2. The low end — Richmond, Bromley and Havering are the least ethnically mixed on the capital map
Analysts using Census 2021 show a clear tail of boroughs with much smaller non‑white populations: Richmond upon Thames registers about 19.5% non‑white, Bromley about 23.5% and Havering about 24.7% — the three lowest borough-level shares reported in Trust for London and other city summaries [2] [3]. These outer‑London boroughs are portrayed in the same reporting as less diverse and, in some cases, less deprived than many inner‑city areas, a pattern that commentators draw attention to when discussing spatial inequality across the capital [2].
3. How many boroughs are majority non‑white and which others feature above 60%
Census‑based city briefings note that ten of London’s 33 boroughs had non‑white majorities in 2021, with boroughs above the 60% mark including Brent, Redbridge, Harrow, Tower Hamlets and Newham, and additional boroughs such as Ealing, Hounslow, Barking & Dagenham, Hillingdon and Croydon joining the majority‑minority list in 2021 analyses [4] [2]. The ONS and city data releases underline that more boroughs became majority non‑white between 2011 and 2021, reflecting both demographic change and suburban shifts noted by local analysts [4] [5].
4. Methodology, definitions and sources — what ‘non‑white’ means here and where the numbers come from
The figures cited are drawn from Census 2021 ethnicity tables and interpretations by city analysts and NGOs using the ONS outputs; press reporting cites ONS summaries for borough percentages [1] [6]. ‘Non‑white’ in the used summaries is an aggregate shorthand for residents identifying in any Black, Asian, Mixed or Other ethnic groups as recorded by the census; exact categories in Census tables are more granular and respondents can self‑identify across many groups [6] [2]. Where city reports list borough rankings or percentage points, they are typically re‑expressing ONS commissioned tables and London Datastore tools rather than generating new survey estimates [7] [4].
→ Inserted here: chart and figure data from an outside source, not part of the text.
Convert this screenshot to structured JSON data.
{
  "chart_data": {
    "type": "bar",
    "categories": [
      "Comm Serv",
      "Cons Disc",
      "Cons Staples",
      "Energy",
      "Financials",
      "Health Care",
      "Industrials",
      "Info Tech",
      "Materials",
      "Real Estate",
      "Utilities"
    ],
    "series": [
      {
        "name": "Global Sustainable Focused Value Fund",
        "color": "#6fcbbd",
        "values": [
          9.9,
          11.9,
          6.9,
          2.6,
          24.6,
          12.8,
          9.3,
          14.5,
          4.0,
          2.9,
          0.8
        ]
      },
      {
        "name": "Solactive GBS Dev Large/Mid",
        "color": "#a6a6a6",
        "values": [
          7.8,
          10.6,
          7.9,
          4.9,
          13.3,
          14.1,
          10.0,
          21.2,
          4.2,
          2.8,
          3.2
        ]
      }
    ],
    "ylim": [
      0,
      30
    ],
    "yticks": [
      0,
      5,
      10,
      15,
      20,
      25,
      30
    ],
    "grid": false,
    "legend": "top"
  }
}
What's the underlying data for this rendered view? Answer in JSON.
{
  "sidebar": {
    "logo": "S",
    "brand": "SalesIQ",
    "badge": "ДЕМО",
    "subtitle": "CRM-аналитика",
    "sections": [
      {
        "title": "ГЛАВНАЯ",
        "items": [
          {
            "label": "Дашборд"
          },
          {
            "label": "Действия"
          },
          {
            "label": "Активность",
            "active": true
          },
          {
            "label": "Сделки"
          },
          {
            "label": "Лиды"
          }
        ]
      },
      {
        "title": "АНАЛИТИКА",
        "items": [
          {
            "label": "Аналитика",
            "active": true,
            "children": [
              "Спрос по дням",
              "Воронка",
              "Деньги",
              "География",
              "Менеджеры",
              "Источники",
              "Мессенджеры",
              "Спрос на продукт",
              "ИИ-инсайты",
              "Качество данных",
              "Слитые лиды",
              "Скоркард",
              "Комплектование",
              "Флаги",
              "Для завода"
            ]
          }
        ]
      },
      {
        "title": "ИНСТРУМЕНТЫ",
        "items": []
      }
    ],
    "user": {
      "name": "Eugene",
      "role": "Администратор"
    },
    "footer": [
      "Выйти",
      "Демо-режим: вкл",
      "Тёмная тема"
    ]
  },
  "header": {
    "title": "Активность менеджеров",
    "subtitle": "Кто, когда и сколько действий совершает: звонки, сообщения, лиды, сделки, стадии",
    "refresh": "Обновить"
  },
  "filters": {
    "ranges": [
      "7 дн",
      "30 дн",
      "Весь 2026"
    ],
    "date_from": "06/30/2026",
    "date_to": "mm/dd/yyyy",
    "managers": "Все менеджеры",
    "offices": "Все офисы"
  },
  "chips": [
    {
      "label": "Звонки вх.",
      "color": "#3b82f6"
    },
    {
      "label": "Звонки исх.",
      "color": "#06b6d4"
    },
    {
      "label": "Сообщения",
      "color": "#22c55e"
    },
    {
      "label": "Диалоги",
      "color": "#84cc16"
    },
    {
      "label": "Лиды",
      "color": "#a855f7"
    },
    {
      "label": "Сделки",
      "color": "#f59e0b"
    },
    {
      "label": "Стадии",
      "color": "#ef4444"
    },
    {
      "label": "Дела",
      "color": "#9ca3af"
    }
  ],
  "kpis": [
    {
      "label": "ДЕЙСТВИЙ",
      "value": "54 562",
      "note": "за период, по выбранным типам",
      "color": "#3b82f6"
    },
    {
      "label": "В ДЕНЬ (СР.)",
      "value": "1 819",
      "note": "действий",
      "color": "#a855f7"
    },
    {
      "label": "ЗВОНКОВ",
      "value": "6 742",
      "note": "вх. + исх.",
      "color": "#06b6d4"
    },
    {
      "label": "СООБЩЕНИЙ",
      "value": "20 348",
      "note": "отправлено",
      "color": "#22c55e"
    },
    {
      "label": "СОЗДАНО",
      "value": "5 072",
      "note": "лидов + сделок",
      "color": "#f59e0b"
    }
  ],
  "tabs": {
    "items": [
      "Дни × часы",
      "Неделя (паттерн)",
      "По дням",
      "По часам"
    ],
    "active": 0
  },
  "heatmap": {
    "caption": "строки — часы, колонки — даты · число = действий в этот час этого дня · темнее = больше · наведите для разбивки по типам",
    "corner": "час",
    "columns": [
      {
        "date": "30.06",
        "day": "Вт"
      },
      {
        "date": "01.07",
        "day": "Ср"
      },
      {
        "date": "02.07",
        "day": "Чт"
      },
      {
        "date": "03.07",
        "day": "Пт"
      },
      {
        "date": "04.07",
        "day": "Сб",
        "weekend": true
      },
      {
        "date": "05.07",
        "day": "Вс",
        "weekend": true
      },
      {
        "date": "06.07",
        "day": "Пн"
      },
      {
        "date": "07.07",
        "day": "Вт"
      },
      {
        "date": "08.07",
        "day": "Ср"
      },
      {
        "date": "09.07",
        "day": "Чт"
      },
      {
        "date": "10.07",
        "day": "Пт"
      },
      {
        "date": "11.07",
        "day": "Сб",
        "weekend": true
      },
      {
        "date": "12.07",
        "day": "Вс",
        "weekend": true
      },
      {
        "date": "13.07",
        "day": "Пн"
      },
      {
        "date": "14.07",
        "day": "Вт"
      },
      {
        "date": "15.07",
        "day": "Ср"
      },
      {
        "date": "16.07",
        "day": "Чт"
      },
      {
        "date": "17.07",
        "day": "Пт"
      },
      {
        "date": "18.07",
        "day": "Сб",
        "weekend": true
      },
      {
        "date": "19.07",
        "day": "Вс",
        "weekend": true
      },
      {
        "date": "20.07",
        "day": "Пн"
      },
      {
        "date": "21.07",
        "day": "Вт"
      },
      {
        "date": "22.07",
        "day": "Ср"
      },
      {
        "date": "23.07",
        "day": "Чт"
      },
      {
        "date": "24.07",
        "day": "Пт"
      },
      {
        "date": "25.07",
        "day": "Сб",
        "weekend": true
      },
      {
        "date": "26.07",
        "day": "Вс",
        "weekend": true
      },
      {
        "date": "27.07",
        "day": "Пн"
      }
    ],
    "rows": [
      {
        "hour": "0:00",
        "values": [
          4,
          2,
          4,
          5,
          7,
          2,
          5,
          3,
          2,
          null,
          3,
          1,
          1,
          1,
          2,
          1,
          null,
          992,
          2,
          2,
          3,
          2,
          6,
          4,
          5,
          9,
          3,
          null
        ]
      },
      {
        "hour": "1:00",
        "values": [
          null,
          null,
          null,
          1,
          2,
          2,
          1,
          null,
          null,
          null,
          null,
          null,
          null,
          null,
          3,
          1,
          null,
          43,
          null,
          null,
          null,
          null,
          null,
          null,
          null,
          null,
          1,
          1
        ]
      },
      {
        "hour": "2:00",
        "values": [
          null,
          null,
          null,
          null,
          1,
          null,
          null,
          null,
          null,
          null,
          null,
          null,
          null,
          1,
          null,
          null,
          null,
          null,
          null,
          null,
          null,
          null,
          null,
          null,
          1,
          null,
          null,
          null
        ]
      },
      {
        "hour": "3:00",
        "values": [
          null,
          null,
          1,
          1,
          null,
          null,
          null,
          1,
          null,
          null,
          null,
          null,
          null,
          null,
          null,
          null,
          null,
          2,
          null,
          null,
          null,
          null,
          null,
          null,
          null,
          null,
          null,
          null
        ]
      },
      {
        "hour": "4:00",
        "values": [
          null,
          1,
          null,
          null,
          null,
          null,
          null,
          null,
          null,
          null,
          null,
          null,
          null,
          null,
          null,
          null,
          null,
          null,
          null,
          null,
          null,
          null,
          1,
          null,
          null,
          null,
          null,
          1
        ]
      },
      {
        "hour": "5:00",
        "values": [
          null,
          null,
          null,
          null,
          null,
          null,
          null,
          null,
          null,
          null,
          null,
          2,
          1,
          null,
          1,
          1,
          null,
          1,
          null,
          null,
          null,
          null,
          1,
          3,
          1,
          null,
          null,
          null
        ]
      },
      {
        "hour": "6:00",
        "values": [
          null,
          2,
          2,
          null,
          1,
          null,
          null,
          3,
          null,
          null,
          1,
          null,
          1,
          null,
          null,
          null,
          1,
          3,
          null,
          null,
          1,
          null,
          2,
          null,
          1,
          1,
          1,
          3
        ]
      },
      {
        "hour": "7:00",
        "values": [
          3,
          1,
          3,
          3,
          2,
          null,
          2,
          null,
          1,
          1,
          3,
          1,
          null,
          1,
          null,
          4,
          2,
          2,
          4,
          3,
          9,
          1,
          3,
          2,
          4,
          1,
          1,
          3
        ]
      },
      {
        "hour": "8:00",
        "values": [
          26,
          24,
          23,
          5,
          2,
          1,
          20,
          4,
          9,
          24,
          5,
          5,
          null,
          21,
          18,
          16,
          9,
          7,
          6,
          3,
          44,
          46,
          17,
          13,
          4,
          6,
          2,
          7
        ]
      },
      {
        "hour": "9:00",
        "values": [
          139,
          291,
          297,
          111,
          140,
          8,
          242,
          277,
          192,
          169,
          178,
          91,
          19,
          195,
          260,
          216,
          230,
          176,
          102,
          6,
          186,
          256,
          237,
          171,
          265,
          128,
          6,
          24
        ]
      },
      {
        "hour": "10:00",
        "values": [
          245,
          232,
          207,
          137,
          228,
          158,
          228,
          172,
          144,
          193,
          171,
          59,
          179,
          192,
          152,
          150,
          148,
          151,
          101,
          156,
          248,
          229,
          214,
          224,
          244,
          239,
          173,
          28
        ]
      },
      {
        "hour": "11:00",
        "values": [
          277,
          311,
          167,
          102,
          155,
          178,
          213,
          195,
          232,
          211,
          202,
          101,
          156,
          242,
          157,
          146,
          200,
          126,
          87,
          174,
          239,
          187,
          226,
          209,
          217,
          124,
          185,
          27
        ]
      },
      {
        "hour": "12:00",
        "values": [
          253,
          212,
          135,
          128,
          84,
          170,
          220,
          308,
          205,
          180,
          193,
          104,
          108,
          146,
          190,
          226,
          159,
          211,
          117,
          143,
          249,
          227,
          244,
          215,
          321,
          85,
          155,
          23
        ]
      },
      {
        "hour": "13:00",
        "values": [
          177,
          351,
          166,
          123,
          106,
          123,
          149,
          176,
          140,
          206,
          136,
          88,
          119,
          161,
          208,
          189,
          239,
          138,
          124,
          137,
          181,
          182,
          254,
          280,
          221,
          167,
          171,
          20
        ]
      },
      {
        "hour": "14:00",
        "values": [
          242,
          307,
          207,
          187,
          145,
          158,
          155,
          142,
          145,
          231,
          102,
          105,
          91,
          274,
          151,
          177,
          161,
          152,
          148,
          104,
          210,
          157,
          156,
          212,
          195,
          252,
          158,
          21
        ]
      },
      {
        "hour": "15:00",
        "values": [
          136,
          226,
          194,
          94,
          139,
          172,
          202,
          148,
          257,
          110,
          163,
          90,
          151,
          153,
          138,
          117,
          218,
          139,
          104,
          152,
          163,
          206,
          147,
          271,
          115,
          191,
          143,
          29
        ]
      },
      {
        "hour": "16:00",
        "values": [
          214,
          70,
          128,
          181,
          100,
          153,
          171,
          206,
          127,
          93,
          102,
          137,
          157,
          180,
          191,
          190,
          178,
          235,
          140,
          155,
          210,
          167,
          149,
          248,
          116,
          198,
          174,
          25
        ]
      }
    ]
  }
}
5. Context, caveats and reading between the lines
The headline borough percentages mask large intra‑borough variation — many London boroughs contain wards and neighbourhoods with very different ethnic mixes — and analysts caution that growth of particular groups has been spatially concentrated (for example, Bangladeshi populations clustered in east London) and that some outer‑London areas have seen rapid increases in non‑white populations over the decade [2] [5]. Reporting organizations have agendas: local NGOs frame the data around deprivation and service planning (Trust for London), academic work stresses identity and migration dynamics, and some media coverage foregrounds the “majority‑minority” angle to signal political and cultural change [2] [8] [1]. The primary census tables and the London Datastore are available for those who need ward‑level or category‑by‑category breakdowns; this analysis is limited to borough‑level summary figures as presented in those sources [6] [7].